Ask the average system admin where 7-Zip comes from. Most don't know it's maintained by one developer in Russia. They just know it opens ZIP files and it's free.
The Real Problem
This isn't about Notepad++ specifically. It's about a pattern.
We've been running our infrastructure on software that:
- • Is maintained by single individuals with no security team
- • Is developed overseas, often in countries we have complicated relationships with
- • Is written in C or C++ from 20 years ago, before modern memory safety practices
- • Has no formal security audit, no SBOM, no supply chain documentation
- • Updates through mechanisms that nobody verifies
And we do this because it's free and it works.
I get it. Budgets are tight. Procurement is painful. If something works and doesn't cost anything, you use it. I've made those same decisions.
But the threat environment has changed. SolarWinds showed that supply chain attacks work. 3CX showed they work across multiple hops. Now Notepad++ shows they work on tools so boring that nobody even thinks of them as attack surface.
What I'm Thinking About
I don't have all the answers here. But I've been thinking about this a lot since the news broke.
There's a gap in the market. Not for "better" free tools—that's just shifting the risk to a different single maintainer. But for software built specifically for environments where supply chain integrity matters.

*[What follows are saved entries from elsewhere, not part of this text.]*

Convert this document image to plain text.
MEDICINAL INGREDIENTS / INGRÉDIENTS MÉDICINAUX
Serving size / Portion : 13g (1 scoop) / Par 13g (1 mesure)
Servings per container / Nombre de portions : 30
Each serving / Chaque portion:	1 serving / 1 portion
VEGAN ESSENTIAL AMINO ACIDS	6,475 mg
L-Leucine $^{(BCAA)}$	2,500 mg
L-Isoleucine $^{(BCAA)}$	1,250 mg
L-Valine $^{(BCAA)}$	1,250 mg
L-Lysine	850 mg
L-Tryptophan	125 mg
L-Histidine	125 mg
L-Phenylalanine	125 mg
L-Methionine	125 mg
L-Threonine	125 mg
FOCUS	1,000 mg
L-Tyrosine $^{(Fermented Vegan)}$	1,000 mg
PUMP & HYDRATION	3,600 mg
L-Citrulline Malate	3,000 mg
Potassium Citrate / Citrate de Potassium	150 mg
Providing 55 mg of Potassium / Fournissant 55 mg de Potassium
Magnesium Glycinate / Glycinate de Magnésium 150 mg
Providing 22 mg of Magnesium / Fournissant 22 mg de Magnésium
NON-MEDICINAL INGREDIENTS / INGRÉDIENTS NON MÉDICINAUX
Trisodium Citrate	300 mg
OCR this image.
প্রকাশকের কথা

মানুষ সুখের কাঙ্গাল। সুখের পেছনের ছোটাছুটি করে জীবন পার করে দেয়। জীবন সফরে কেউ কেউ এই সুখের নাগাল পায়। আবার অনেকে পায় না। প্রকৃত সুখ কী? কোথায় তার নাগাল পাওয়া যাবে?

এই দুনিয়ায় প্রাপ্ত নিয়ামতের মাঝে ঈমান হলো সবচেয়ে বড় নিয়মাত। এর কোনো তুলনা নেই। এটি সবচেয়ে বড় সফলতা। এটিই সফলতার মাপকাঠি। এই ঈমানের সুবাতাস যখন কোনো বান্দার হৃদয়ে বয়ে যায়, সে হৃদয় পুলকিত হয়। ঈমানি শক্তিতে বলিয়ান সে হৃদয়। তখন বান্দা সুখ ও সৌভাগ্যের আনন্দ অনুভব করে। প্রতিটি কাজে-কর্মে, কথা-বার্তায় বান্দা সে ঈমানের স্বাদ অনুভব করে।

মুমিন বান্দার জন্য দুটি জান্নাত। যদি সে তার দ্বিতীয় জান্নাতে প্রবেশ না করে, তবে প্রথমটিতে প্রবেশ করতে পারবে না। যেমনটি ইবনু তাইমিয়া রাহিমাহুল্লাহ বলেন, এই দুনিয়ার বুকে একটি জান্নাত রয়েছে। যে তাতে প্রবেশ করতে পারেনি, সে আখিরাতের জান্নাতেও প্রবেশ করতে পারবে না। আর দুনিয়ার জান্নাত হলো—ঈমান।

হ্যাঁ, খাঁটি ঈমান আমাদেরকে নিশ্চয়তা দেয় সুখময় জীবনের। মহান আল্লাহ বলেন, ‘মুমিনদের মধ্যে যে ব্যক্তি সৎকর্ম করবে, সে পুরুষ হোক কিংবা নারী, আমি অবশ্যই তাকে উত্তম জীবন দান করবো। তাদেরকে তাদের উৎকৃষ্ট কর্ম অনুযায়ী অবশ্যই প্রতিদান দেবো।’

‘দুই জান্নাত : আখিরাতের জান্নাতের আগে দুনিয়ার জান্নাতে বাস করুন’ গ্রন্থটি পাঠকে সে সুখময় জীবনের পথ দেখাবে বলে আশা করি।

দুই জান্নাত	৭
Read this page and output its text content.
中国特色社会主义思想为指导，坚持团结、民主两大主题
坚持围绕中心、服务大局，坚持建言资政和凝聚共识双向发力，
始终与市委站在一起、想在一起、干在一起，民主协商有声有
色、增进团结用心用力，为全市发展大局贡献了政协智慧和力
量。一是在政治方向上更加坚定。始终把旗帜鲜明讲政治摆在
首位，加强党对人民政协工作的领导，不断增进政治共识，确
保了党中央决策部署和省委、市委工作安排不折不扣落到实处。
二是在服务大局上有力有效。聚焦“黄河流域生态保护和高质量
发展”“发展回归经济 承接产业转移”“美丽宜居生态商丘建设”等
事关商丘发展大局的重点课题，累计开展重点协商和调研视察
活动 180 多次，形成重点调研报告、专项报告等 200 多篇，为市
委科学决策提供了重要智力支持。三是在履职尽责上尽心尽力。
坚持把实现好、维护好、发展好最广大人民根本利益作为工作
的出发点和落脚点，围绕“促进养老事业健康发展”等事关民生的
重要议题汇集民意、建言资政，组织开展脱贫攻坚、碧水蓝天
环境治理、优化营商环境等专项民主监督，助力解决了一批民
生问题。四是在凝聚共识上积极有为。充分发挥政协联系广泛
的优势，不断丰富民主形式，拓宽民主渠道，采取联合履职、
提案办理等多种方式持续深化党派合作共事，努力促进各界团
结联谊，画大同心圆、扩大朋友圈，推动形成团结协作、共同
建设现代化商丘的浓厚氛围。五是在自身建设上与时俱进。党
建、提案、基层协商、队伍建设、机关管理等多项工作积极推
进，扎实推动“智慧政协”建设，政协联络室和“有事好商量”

Software where "we don't phone home" and "we don't auto-update" and "we document our dependencies" aren't afterthoughts, they're the point.
Software that costs money, because sustainable security requires sustainable business models. Asking one person to maintain critical infrastructure for free forever isn't a plan. It's just hoping nothing goes wrong.
I'm not saying everyone needs to throw out their free tools tomorrow. But maybe it's time to start asking harder questions about the stuff we've been taking for granted.
Who maintains this? Where do they live? What happens if they get compromised—or just decide to stop? What's actually in this binary I'm deploying to 10,000 machines?
If you're in government or defense IT, those questions should be keeping you up at night.